Configuration Key Metrics Description
Semantic Labels + Entity Questions High Accuracy (~80%+) Models excel at text recognition
Semantic Labels + Relationship Questions Medium Accuracy (~60-70%) Partially relies on background knowledge
Non-semantic Labels + Relationship Questions Low Accuracy (~20-35%) Reveals that true diagram understanding is extremely weak
Synthetic Diagrams vs. Real Diagrams Synthetic diagrams are slightly lower Real diagrams offer more leverageable background knowledge
Simple Relations vs.

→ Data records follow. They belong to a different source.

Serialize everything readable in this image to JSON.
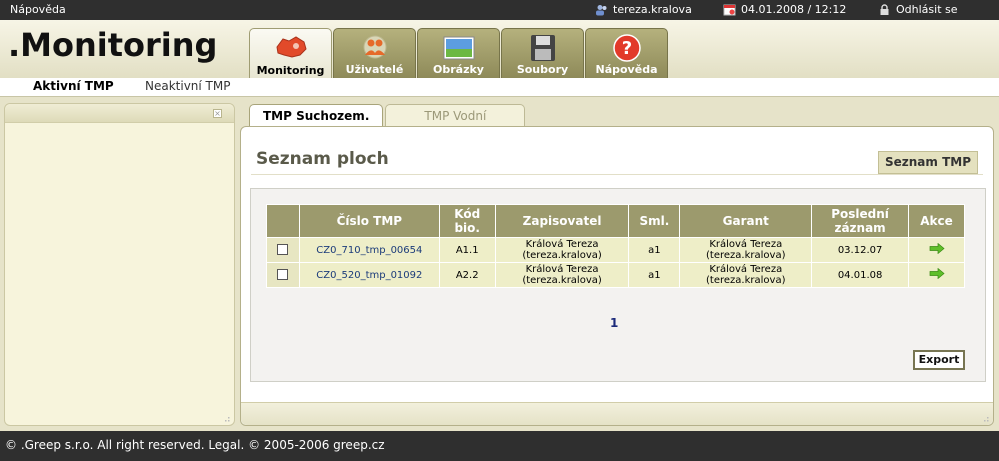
{
  "topbar": {
    "help": "Nápověda",
    "user": "tereza.kralova",
    "datetime": "04.01.2008 / 12:12",
    "logout": "Odhlásit se"
  },
  "header": {
    "logo": ".Monitoring",
    "tabs": [
      {
        "label": "Monitoring",
        "icon": "map-icon"
      },
      {
        "label": "Uživatelé",
        "icon": "users-icon"
      },
      {
        "label": "Obrázky",
        "icon": "image-icon"
      },
      {
        "label": "Soubory",
        "icon": "floppy-icon"
      },
      {
        "label": "Nápověda",
        "icon": "help-icon"
      }
    ]
  },
  "subnav": {
    "active": "Aktivní TMP",
    "inactive": "Neaktivní TMP"
  },
  "main": {
    "subtabs": [
      "TMP Suchozem.",
      "TMP Vodní"
    ],
    "title": "Seznam ploch",
    "right_button": "Seznam TMP",
    "table": {
      "headers": [
        "",
        "Číslo TMP",
        "Kód bio.",
        "Zapisovatel",
        "Sml.",
        "Garant",
        "Poslední záznam",
        "Akce"
      ],
      "rows": [
        {
          "tmp": "CZ0_710_tmp_00654",
          "kod": "A1.1",
          "zapisovatel": "Králová Tereza (tereza.kralova)",
          "sml": "a1",
          "garant": "Králová Tereza (tereza.kralova)",
          "posledni": "03.12.07"
        },
        {
          "tmp": "CZ0_520_tmp_01092",
          "kod": "A2.2",
          "zapisovatel": "Králová Tereza (tereza.kralova)",
          "sml": "a1",
          "garant": "Králová Tereza (tereza.kralova)",
          "posledni": "04.01.08"
        }
      ]
    },
    "page": "1",
    "export": "Export"
  },
  "footer": {
    "text": "© .Greep s.r.o. All right reserved. Legal. © 2005-2006 greep.cz"
  },
  "colors": {
    "accent": "#9c9a6d",
    "topbar": "#2f2f2f",
    "row": "#eeeec8"
  }
}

Complex Relations High on simple, low on complex Multi-step reasoning capability is even poorer

Key Findings

  1. Huge Gap Between Entity Recognition and Relationship Reasoning: Models can reasonably identify entities in diagrams (thanks to powerful OCR and object recognition capabilities), but their understanding of spatial/logical relationships between entities is extremely weak.
  2. Background Knowledge Dominates Relational Reasoning: When semantic labels are removed, relationship reasoning accuracy plunges by 30-40 percentage points, confirming that the models rely heavily on world knowledge rather than visual cues.
  3. Model Scale Cannot Compensate for Deficiencies: Even the strongest model, GPT-4V, achieves only ~35% in relationship reasoning under non-semantic conditions, indicating this is not a simple model capacity issue.

Highlights & Insights

  • Unveiling a critical "illusion": The seemingly robust diagram understanding capability is actually a "shortcut" of background knowledge, sounding an alarm for downstream applications (such as scientific literature understanding and automated report generation) that rely on LVLMs for diagram analysis.
  • Simple and effective experimental design: Clear disentanglement of the two capabilities is achieved at minimal cost through a controlled setup of synthetic diagrams with semantic vs. non-semantic labels.
  • Contribution to evaluation methodologies: Reminding the research community to control confounding variables (background knowledge) when evaluating diagram understanding; otherwise, benchmark scores may overestimate model capabilities.

Limitations & Future Work

  • The evaluation scope could be further extended to wider ranges of visual language (e.g., maps, musical notation, circuit diagrams, etc.).
  • The concrete mechanism of the background knowledge shortcut is not analyzed in depth — i.e., which internal layers / attention heads of the model utilize background knowledge.
  • No improvement solutions are proposed to enhance the "true" diagram understanding capabilities of the models.
  • Synthetic diagrams might be oversimplified, leaving a gap with real-world complex diagrams.
  • Echoes research on "hallucinations": model outputs appear correct but are not based on the correct reasoning process.
  • Inspires future evaluation designs to include "debiased / de-confounded" conditions to avoid illusions of high scores.
  • For tasks requiring true structured understanding (e.g., scientific diagram analysis), more specialized architectural designs may be necessary.

Rating

  • Novelty: ⭐⭐⭐⭐ First to systematically reveal the "illusion" nature of LVLM diagram understanding, with clever experimental design.
  • Experimental Thoroughness: ⭐⭐⭐⭐ Multiple models, various diagram types, with controlled experiments, offering comprehensive quantitative analysis.
  • Writing Quality: ⭐⭐⭐⭐ Clear argumentative logic and powerful conclusions.
  • Value: ⭐⭐⭐⭐ Plays an important corrective role in community cognition, providing a significant warning.